First Published 17 April 2008, Last Updated 2 March 2009

English National Opera’s second new production of its autumn season at the London Coliseum is Mozart’s popular comic opera The Marriage Of Figaro, which comes complete with an exciting young cast. Matthew Amer switched his usual theatre-attending pastime for a first night at the opera.

The world of Figaro is a distinctly upstairs-downstairs affair, and as the curtain goes up and out like an expanding television screen, the distinctions couldn’t be made more obvious. Mozart’s famous overture is accompanied by maids plucking geese and servants sweeping feathers in a space backed by a row of beautifully polished bells connected to every room in a vast aristocratic house. The rest of the house, for the first act at least, can be found above the servant’s quarters.

Here we find Figaro, the valet to Count Almaviva, whose jealousy is easily piqued, preparing the room into which he will move with Susanna, his soon-to-be bride. The Count has his own plans for Susanna, which involves reneging on his decision to remove the conjugal rights of the feudal lord. The wedding is set for the following day, but the Count’s interventions, and the arrival of Marcellina with a contract proclaiming that Figaro must pay back the money he owes her or marry her, put some rather large spanners in the works.

This new 1930s-set production for the ENO, staged to mark the 250th anniversary of Mozart’s birth, is shot through with a sense of fun and lightness of touch. Jeremy Sams’s witty English translation of Lorenzo da Ponte’s libretto – which makes the whole production more accessible for newcomers to opera – drew many a titter from the appreciative first night audience, while Yannis Thavoris’s set, though based strongly in reality, uses a trick or two to create a sense of the fantastical about the story of love and crossed wires. The enchantment peaks with a magical pinewood of giant flower stalks, complete with thorns.

Mark Stone is a rakish, strutting Count Almaviva, introduced in jodhpurs with his shirt open to the waist in the classic look of a hunting, aristocratic villain. It is a shame he did not have a moustache to twirl. Jonathan Lemalu’s imposing Figaro is a man used to being in control who, racked with jealousy, loses sight of what is happening around him.

While the plot is forced on by protagonists Susanna (Marie Arnet), Cherubino (Victoria Simmonds) and Countess Almaviva (Lisa Milne, giving a performance that swoops from desperation to hope), the interjection of purely comic characters are never far away.
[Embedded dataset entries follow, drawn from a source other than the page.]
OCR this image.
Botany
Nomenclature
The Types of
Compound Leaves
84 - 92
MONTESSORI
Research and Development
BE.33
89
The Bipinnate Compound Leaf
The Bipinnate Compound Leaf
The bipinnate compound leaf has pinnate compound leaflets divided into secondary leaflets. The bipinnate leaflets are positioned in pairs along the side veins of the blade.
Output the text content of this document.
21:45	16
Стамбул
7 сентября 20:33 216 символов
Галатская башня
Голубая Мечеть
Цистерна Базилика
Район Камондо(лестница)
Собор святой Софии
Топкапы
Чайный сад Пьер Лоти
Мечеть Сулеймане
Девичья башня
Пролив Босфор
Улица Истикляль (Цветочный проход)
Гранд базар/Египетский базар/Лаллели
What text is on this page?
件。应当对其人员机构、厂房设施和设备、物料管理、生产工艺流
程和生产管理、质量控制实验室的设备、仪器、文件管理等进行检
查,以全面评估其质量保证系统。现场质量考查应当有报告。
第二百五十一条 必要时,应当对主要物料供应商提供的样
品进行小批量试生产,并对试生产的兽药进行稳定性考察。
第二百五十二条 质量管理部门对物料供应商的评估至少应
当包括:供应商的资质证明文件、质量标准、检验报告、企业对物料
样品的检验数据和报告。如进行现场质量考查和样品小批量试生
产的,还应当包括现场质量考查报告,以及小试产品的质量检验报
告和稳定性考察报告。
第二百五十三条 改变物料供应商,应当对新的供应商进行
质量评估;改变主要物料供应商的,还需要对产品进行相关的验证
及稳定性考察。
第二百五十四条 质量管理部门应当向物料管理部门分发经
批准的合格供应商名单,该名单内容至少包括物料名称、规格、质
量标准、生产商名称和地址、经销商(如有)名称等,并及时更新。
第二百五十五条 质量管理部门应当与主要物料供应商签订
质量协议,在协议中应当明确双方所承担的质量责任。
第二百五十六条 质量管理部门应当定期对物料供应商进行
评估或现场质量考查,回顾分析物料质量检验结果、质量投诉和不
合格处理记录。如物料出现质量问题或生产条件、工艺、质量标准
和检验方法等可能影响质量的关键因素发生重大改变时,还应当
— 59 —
The Act 1 duet between Susanna and Marcellina (Diana Montague) as they politely vie for supremacy is just one of many moments that drew unrestrained laughter from the audience. Stuart Kale’s camp Don Basilio, whose ability to stir could probably only be matched by Delia Smith, would no doubt revel in today’s gossip-obsessed world.

To see the current cast you’ll have to book tickets for a performance before 23 November, as when the show returns to the London Coliseum in January it will be with an entirely new cast and conductor.